China has been caught red-handed illegally selling oil to North Korea, thanks to U.S. spy satellites, which captured images of the deals roughly 30 times since October.
The U.S. Treasury released the photos showing ships from both nations trading oil illegally in the West Sea.
North Korea was barred in September by the United Nations Security Council from importing natural gas and had its crude oil imports capped in response to Kim Jong Un’s nuclear missile program.
The U.S. Treasury in November also sanctioned North Korea’s Maritime Administration and its transport ministry, in addition to six North Korean shipping and trading companies and 20 of their vessels, in an effort to block the rogue regime’s transportation networks.

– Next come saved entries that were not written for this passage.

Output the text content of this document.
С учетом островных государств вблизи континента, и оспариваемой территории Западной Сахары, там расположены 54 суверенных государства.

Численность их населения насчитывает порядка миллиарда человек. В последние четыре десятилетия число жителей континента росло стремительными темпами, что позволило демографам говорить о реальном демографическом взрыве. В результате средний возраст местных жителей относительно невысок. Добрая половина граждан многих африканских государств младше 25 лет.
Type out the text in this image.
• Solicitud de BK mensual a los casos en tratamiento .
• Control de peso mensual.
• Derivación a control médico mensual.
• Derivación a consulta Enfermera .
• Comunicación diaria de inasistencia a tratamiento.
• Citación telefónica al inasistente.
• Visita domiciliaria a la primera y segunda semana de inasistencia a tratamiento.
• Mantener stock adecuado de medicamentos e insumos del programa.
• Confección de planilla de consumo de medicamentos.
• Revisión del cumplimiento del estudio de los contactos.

The satellite images appear to identify the ships. One of them — Rye Song Gang 1, seen “connected to a Chinese vessel” — was included in the Nov. 21 sanctions as a vessel of Korea Kumbyol Trading Company possibly transferring oil to evade sanctions.
China spotted illegally selling oil to North Korea, report says https://t.co/u9LrRmYxEb— Fox News (@FoxNews) December 28, 2017
Robert Kelly, a professor of political science at South Korea’s Pusan National University, told The Telegraph that the reports are plausible.
“There is a lot of under-the-radar on the Chinese side. Beijing does not police the border strictly or enforce the sanctions toughly. This could be that,” he said.
According to the most recent Chinese customs data released Tuesday, the country did not export gasoline, jet fuel, diesel or fuel oil to Pyongyang in November.
Chinese foreign ministry spokeswoman Hua Chunying was unaware of details relating to the oil products export situation, but said: “As a principle, China has consistently fully, correctly, conscientiously and strictly enforced relevant UN Security Council resolutions on North Korea.”